Precision analysis of the redshift-space galaxy bispectrum

TL;DR

This paper develops a systematic tree-level perturbation theory model for the redshift-space galaxy bispectrum, demonstrating its validity and potential to improve cosmological parameter constraints using simulated data.

Contribution

It introduces a comprehensive tree-level model including galaxy bias and nonlinear effects, validated against large-volume simulations for the first time.

Findings

Model valid up to k=0.08 h/Mpc at z=0.61

Bispectrum improves cosmological constraints by 5-15%

Potential to tighten σ8 constraints by 10% with survey data

Abstract

We study the information content of the angle-averaged (monopole) redshift space galaxy bispectrum.

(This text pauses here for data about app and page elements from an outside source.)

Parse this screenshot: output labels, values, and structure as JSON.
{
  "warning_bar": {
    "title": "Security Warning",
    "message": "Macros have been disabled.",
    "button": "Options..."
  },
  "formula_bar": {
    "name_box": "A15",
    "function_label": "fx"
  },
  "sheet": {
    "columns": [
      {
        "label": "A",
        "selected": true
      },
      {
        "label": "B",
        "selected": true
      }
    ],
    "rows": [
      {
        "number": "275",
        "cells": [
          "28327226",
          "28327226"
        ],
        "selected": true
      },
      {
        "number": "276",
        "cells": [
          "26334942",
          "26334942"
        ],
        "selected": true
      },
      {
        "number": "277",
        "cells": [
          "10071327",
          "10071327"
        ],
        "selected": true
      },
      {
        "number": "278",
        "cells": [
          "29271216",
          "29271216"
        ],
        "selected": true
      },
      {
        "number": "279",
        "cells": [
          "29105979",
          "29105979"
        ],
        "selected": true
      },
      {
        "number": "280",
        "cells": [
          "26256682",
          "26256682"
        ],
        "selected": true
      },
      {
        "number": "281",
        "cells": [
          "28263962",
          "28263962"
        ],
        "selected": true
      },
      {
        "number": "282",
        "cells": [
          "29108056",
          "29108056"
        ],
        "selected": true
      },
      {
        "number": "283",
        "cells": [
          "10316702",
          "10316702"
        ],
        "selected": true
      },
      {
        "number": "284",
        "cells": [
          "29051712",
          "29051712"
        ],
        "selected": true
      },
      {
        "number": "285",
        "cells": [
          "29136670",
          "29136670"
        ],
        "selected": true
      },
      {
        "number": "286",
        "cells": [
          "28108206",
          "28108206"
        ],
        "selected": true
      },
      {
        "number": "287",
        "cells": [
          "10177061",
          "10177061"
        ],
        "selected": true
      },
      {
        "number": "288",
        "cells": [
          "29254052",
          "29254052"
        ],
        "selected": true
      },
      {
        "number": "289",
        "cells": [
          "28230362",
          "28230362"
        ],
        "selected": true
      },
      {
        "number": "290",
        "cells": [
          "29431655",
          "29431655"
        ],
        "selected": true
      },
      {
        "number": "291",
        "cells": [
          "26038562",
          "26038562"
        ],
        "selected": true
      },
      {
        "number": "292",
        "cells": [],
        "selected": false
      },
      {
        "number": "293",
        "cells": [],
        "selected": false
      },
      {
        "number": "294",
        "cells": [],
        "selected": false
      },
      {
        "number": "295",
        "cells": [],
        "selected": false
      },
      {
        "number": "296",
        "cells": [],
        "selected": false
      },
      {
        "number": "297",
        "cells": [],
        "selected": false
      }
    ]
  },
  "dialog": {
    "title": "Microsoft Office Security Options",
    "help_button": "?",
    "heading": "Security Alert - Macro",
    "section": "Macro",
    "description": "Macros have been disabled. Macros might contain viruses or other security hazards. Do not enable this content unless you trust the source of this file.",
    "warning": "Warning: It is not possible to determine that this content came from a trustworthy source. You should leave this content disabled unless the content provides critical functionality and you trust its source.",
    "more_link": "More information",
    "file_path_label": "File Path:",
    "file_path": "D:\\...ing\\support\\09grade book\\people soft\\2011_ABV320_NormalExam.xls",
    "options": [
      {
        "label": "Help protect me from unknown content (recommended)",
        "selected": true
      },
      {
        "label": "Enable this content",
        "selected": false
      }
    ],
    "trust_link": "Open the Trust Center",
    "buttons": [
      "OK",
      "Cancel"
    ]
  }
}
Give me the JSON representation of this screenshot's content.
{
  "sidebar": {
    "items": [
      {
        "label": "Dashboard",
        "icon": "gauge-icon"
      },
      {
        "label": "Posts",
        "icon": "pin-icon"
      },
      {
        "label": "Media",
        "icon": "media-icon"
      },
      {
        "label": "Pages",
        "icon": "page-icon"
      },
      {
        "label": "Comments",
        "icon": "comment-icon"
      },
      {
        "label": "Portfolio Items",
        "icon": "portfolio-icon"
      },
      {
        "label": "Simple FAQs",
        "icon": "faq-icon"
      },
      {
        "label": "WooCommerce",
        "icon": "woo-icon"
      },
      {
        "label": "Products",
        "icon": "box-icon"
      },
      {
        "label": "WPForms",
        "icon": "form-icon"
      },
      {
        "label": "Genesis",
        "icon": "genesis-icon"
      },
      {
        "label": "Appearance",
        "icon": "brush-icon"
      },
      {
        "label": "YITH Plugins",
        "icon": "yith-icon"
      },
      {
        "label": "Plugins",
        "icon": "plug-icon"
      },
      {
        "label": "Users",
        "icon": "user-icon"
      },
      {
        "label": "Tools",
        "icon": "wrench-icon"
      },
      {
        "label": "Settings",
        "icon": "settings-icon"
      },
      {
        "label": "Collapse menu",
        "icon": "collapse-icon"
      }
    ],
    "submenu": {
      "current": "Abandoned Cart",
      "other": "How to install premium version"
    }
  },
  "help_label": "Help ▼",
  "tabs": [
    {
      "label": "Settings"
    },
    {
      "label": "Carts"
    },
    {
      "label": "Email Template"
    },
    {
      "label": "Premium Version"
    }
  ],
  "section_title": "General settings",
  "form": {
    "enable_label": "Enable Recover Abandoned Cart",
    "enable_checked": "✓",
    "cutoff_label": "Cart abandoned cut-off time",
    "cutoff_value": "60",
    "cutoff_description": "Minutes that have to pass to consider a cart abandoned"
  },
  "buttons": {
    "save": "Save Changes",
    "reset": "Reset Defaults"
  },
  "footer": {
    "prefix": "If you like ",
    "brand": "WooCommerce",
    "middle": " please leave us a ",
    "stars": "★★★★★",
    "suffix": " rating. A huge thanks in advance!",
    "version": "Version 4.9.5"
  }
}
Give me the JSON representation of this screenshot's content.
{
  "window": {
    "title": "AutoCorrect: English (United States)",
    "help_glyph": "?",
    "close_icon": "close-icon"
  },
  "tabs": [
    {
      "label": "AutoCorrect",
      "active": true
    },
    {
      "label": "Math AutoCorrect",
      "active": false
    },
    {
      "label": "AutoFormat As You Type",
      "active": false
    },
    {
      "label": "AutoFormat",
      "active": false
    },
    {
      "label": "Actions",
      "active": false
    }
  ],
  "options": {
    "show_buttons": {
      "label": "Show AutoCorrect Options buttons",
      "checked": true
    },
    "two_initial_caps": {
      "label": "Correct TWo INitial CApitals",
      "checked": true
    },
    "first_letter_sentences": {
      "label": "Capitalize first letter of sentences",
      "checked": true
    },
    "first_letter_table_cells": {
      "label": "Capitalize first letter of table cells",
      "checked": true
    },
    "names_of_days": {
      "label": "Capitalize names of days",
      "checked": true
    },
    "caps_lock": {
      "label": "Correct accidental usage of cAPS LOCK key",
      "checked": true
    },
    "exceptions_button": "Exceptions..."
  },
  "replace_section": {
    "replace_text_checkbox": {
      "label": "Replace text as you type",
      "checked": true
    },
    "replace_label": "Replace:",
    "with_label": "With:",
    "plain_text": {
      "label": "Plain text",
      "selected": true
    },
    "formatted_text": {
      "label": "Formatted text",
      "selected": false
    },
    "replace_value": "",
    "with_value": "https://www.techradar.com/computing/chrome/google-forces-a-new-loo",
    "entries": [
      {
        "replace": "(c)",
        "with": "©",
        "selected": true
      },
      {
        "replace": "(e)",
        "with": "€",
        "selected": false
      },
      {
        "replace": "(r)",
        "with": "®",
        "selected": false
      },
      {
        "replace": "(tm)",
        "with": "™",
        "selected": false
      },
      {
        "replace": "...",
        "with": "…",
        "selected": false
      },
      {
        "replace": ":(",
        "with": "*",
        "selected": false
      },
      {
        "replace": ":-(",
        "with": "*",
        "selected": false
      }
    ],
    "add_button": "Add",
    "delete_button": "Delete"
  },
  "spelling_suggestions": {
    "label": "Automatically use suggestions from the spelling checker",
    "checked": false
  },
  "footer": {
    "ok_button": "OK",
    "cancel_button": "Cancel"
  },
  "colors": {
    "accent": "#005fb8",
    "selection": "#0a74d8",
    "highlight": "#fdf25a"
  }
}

The main novelty of our approach is the use of a systematic tree-level perturbation theory model that includes galaxy bias, IR resummation, and also accounts for nonlinear redshift space distortions, binning, and projection effects. We analyze data from the PT challenge simulations, whose cumulative volume of 566 $h^{-3}$Gpc$^3$ allows for a precise comparison to theoretical predictions. Fitting the power spectrum and bispectrum of our simulated data, and varying all necessary cosmological and nuisance parameters in a consistent Markov chain Monte Carlo analysis, we find that our tree-level bispectrum model is valid up to $k_{\max}=0.08~h{\rm Mpc}^{-1}$ (at $z=0.61$). We also find that inclusion of the bispectrum monopole improves constraints on cosmological parameters by $(5-15)\%$ relative to the power spectrum. The improvement is more significant for the quadratic bias parameters of our simulated galaxies, which we also show to deviate from biases of the host dark matter halos at the $\sim 3\sigma$ level. Finally, we adjust the covariance and scale cuts to match the volume of the BOSS survey, and estimate that within the minimal $\Lambda$CDM model the bispectrum data can tighten the constraint on the mass fluctuation amplitude $\sigma_8$ by roughly $10\%$.